Contagion émotionnelle: la science qui change le leadership

La science est claire: le système nerveux d’un leader n’affecte pas seulement sa propre personne – il définit le climat émotionnel de toute l’équipe. Dans un environnement où la pression est constante et les sollicitations multiples, la stabilité émotionnelle du leader devient un levier de performance puissant. La science de la contagion émotionnelle révèle que nos états intérieurs se propagent, influençant le moral, l’engagement et la productivité de ceux qui nous entourent.

Vos émotions sont contagieuses…et elles se diffusent vite!

Dans un environnement incertain, volatile et exigeant, le calme est devenu un atout stratégique. Il permet de garder la tête froide face aux imprévus, d’éviter les réactions excessives et de prendre des décisions lucides. Le Rapport Global de Résilience 2025, publié par Resilience Institute et basé sur plus de 8000 répondants du monde professionnel, met en lumière le rôle central de la régulation émotionnelle dans la performance durable des individus et des équipes. Or, les émotions dans les équipes sont hautement contagieuses. Un leader stressé ou irrité transmet, souvent inconsciemment, son agitation à ses collaborateurs. À l’inverse, un leader calme, régulé, inspire confiance et stabilité.

La contagion émotionnelle influence le moral, la prise de décision et la performance des équipes – souvent sans que personne ne s’en rende compte.

La contagion émotionnelle entre individus se manifeste souvent par l’imitation automatique des expressions faciales, des tonalités vocales et des gestes, sans que les personnes en aient forcément conscience, ce qui conduit à ressentir des émotions similaires. Ces dynamiques reposent sur des processus neurologiques complexes qui facilitent la coordination et la coopération au sein des équipes.

Outre ces mécanismes biologiques, la qualité des interactions ou le niveau d’attention porté aux signaux émotionnels affectent le degré de contagion: plus les individus sont attentifs aux émotions exprimées autour d’eux, plus l’impact de la contagion émotionnelle est fort, pour le meilleur comme pour le pire (Leaders’ emotional contagion – Journal of Positive Psychology and Wellbeing, 2024)

La recherche suggère qu’en moins de deux minutes, les individus imitent inconsciemment les expressions faciales, la posture et les émotions des personnes qui les entourent. Dans son livre Primal Leadership, Daniel Goleman et ses co-auteurs Richard Boyatzis et Annie McKee mettent en avant une étude qui montre que le style émotionnel du leader est responsable jusqu’à 70% du climat émotionnel dans une organisation ou une équipe. Une contagion émotionnelle positive favorise la collaboration, la créativité et la productivité, tandis que des émotions négatives entraînent conflits, désengagement et absentéisme lié au stress.

Deux suggestions pour réduire l’agitation mentale et générer du calme:

  1. Nommer pour mieux réguler

Trouver le mot juste joue un rôle déterminant. Nommer une émotion, c’est déjà commencer à la réguler. Ce que l’on ne nomme pas demeure flou, souvent refoulé ou projeté sur autrui. Identifier précisément si l’on ressent de la colère, de la frustration ou de la peur, c’est amener l’émotion à la conscience, là où elle devient observable, compréhensible et modulable.

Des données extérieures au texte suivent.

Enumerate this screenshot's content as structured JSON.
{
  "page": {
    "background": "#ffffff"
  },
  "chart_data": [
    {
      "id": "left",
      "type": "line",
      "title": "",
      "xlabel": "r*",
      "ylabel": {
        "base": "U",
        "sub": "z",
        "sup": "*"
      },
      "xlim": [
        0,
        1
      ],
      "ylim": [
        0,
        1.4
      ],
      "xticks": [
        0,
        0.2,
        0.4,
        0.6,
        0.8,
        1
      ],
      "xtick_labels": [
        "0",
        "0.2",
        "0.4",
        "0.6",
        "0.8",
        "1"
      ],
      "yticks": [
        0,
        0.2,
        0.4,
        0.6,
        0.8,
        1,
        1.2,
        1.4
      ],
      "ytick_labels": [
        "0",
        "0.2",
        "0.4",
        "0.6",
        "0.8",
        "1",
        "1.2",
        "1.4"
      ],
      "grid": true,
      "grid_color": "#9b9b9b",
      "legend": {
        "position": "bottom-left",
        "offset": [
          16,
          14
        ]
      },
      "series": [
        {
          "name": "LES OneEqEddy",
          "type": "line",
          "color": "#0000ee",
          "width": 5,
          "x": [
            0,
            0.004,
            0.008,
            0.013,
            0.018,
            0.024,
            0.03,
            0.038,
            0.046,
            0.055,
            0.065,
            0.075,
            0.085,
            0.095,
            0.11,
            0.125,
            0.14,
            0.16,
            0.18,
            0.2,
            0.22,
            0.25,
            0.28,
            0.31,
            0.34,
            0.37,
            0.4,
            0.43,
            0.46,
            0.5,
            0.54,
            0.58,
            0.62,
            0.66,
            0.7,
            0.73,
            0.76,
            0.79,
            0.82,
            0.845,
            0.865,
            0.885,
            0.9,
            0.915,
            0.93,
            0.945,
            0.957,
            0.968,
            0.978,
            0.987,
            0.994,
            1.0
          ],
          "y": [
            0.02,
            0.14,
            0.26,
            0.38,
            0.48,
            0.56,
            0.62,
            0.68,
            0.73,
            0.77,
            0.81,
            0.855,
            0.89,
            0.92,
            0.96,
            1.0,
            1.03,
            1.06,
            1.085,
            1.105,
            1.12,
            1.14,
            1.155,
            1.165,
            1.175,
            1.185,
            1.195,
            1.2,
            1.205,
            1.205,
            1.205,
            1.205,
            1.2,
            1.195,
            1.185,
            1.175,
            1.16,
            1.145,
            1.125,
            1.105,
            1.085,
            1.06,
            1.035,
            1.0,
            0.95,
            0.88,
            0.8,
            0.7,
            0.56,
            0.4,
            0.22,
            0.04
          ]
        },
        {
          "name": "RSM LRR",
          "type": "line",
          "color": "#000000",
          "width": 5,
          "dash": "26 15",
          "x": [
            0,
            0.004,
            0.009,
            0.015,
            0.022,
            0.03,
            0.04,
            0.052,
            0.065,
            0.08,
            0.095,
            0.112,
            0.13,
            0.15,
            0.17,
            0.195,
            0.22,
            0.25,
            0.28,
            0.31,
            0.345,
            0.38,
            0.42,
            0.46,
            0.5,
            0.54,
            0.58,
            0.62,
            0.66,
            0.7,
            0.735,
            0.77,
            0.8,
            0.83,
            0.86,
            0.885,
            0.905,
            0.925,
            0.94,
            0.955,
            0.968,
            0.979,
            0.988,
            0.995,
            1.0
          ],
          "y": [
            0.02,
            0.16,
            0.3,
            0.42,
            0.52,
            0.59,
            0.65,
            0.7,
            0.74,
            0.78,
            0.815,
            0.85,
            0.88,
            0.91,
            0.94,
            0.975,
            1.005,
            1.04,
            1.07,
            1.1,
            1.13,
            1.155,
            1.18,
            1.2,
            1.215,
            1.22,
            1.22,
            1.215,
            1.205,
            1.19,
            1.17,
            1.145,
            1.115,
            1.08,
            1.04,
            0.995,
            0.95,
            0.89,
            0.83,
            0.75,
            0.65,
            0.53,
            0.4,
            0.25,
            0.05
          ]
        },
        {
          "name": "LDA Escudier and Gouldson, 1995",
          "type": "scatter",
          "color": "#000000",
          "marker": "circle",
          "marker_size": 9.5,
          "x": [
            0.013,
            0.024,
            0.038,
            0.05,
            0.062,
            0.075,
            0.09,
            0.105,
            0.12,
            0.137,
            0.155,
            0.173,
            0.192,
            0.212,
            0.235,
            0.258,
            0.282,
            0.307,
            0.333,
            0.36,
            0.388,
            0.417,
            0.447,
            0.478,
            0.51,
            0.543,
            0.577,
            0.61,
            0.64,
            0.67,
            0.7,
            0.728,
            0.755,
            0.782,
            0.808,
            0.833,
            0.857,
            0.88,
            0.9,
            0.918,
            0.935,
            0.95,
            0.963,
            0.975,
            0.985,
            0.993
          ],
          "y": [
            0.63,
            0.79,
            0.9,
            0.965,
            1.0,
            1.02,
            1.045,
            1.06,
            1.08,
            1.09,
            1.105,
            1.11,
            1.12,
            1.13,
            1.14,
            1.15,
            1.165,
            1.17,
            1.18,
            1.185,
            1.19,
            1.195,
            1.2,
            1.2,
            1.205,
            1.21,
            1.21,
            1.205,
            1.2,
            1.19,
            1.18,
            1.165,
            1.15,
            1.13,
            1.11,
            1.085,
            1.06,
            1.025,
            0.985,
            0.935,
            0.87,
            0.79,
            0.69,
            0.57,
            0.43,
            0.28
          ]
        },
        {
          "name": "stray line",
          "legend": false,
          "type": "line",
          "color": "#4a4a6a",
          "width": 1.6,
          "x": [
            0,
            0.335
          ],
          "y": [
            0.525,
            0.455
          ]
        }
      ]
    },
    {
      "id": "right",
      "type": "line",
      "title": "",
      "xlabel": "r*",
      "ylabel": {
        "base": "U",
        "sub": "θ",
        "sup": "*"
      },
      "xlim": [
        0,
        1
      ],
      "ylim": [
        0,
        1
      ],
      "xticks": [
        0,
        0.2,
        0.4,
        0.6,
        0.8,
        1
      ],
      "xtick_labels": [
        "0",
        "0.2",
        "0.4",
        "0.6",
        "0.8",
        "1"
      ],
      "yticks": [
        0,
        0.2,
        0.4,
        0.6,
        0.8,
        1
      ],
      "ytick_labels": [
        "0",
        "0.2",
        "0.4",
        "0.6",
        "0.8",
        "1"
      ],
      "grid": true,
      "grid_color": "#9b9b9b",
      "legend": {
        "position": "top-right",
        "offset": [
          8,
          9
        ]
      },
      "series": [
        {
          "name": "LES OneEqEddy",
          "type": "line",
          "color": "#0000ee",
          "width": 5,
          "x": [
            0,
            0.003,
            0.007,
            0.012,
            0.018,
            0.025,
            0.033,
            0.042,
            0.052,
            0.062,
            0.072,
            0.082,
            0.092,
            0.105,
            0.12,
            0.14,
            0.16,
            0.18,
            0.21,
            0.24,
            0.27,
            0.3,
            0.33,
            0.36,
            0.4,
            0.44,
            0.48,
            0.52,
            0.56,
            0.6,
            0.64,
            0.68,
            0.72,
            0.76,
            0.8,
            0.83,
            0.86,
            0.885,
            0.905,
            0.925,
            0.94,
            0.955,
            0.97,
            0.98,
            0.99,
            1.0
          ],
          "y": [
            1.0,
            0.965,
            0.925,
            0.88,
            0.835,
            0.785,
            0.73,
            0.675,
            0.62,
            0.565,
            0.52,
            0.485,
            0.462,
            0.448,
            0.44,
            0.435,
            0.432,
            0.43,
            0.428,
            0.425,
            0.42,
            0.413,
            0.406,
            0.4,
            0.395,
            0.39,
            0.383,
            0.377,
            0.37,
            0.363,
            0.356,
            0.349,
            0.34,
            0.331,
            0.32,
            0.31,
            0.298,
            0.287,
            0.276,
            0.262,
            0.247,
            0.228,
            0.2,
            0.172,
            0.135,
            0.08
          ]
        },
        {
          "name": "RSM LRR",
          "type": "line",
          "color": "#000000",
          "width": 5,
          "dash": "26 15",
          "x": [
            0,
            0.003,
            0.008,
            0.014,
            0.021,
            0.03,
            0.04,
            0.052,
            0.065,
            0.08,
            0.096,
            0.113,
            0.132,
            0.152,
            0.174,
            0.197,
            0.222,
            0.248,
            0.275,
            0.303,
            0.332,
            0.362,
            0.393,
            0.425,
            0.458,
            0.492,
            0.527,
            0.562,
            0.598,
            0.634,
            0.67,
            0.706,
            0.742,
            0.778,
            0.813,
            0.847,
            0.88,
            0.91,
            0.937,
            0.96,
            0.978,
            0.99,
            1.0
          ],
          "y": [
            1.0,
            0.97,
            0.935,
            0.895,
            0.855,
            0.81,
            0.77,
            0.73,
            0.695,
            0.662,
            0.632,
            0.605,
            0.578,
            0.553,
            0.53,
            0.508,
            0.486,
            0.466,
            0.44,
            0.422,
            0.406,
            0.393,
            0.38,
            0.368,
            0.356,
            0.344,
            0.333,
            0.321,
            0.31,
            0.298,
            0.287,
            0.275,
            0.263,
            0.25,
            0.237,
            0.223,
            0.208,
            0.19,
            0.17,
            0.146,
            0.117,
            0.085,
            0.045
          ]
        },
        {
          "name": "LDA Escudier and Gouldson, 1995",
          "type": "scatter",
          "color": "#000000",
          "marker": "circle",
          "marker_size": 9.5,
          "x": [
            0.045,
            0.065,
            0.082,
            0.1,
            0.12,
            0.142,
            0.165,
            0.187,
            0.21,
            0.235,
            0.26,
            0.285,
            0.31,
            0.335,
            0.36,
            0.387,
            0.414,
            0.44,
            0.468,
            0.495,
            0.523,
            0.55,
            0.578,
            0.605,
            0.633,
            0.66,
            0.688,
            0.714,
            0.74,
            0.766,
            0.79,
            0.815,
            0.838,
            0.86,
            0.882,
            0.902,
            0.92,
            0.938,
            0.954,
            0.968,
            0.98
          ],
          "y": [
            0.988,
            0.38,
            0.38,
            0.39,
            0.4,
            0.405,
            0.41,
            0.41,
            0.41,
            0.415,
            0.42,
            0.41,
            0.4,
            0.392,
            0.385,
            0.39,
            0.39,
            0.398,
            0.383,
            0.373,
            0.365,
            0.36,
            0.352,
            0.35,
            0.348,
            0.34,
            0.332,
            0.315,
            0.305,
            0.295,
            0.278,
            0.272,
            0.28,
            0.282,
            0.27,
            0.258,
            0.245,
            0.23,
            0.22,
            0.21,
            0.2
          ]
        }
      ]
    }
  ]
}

Cette démarche exige lucidité et bienveillance envers soi-même, deux qualités essentielles du leader résilient. En reconnaissant son vécu émotionnel sans jugement, il ouvre la voie à une posture plus juste, plus inspirante et plus contagieuse positivement.

  1. Apaiser le corps pour apaiser l’esprit

Cultiver le calme émotionnel passe par le corps. Les pratiques de respiration, la cohérence cardiaque ou encore les exercices issus de la théorie polyvagale (Stephen Porges) stimulent le nerf vague, induisant une réponse de relaxation qui se diffuse dans tout l’organisme. Ce rééquilibrage physiologique calme le système nerveux, diminue la réactivité et renforce la lucidité.

En conclusion

Dans un monde où la pression ne faiblit pas, le calme est contagieux. Cultiver la régulation émotionnelle, c’est donc investir dans le capital le plus précieux d’une organisation: la stabilité intérieure de ses leaders et de ses équipes.